The Arbor Wilds assault cost their forces dearly, with not much to show for it except for an elven templar in chains. Adora knows they stopped Hordak from seizing the Well and taking its power for his own, but she can’t help but wonder what would’ve happened had she drunk from it. Would she be dead, like Catra feared? Or would she be more powerful than ever, the mark on her hand feeling more and more like the anchor Hordak had described it as, dragging her down with it until she was too deep to do anything but drown?

It’s been three weeks since everything happened and they’ve yet to come up with a plan for their next move. Adora feels more useless than ever, because she’s never been a good strategist. That was Catra’s specialty – and maybe one reason why she’s been avoiding her. Catra has plans within plans within plans like concentric circles inside her mind; Adora’s always been an open book, easily read and even easier understood. She’s afraid of what Catra will see if Adora stands before her; afraid she will know something before even Adora does, because it’s always been that way, from surprise exams Knight-Captain Weaver would spring on them to the first kiss they shared on the barracks parapet that had made Adora’s brain go all kinds of funny until Catra’s mouth moved to her neck and she stopped thinking at all.

It was three days after that kiss that Adora was sent to the Conclave. She counts the seconds shared between them like sand grains in an hourglass but there’s never enough to fill it. “How long?” Adora had asked Catra, back in their shared dorm, her heart pounding as Catra stripped off her uniform. Catra had rolled her eyes and laughed.

“Long,” she’d said, an answer that wasn’t really an answer, and Adora never got the chance to ask again because her mouth was too busy, her hands too full, her mind too quiet to remember why knowing anything outside of this moment was important.

The memory feels like a candle; already its wax leaks out the corners of Adora’s brain. She isn’t sure how much longer she’ll be able to hold onto it – how long until it disappears almost entirely, leaving only the ghost of its heat like a Chantry prayer.

**11.**

They had shared a dance at the Winter Palace.

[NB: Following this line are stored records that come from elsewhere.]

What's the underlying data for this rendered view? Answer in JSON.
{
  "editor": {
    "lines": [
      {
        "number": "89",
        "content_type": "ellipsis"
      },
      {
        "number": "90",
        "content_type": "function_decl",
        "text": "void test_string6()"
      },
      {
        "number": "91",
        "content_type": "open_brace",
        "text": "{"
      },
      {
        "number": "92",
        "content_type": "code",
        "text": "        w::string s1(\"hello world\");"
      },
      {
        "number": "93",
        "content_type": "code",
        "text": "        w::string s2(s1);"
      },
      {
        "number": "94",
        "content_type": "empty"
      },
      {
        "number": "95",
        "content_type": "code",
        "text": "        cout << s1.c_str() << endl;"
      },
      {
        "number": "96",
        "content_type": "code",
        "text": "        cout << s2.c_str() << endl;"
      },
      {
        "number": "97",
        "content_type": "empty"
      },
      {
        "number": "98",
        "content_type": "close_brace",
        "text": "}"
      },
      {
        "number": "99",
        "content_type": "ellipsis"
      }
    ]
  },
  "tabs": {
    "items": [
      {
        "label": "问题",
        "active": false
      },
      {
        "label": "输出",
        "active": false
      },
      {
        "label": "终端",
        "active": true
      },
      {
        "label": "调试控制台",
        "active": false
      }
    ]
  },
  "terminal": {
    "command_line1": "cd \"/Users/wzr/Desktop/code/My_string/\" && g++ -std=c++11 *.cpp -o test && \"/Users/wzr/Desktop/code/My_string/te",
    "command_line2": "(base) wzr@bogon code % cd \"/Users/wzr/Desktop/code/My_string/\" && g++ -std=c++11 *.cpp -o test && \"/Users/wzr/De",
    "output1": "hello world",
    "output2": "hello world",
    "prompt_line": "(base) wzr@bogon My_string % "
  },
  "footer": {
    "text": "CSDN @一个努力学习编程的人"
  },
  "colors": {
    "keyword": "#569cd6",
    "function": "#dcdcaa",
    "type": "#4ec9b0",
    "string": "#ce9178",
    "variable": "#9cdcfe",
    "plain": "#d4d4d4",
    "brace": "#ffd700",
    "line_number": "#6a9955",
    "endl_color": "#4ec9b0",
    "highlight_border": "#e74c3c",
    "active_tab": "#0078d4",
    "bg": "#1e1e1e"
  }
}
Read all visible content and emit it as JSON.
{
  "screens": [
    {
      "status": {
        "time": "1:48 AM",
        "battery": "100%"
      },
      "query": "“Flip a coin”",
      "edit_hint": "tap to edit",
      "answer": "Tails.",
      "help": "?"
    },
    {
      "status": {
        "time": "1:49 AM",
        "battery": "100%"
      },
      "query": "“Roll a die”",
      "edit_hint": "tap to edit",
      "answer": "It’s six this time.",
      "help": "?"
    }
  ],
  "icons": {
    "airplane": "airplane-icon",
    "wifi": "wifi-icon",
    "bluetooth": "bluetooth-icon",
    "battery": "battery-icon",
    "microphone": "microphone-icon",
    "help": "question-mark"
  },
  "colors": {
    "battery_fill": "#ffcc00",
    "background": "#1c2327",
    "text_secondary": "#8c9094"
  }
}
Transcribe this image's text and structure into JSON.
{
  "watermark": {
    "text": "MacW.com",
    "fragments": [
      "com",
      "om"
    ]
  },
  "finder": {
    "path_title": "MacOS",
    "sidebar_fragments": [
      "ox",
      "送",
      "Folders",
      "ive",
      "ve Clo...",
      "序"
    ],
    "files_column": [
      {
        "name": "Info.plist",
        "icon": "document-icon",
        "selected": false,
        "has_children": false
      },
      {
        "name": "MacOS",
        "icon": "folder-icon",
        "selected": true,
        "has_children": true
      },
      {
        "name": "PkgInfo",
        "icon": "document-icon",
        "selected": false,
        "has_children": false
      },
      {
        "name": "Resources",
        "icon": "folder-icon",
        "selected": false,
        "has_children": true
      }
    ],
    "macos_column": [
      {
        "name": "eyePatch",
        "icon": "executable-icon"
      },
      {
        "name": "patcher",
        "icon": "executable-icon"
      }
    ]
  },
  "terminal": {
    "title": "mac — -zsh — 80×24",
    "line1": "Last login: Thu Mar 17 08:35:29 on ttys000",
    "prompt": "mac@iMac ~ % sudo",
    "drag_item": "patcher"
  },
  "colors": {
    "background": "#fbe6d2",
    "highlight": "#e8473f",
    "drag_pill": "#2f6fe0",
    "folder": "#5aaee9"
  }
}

It was the first time Adora had seen Catra since the assault on Haven. She had hoped, then, to persuade Catra onto their side; had not anticipated the fiery fury alight in Catra’s eyes when they crossed paths at the southern trebuchet, had barely managed to open her mouth before Catra’s daggers were upon her.

In Orlais it was different. Adora had tossed a caprice coin into the fountain over her shoulder but the inevitable splash never came – she’d turned, feeling unsteady without the weight of her armour, to see the coin held between Catra’s thumb and forefinger, a grin steadfastly in place as she met Adora’s gaze.

“What did you wish for?” she’d asked, pocketing the coin. “I hope it wasn’t anything important.”

“Like I’d tell you,” Adora had replied, the words feeling juvenile as soon as they left her mouth. Catra’s grin had widened.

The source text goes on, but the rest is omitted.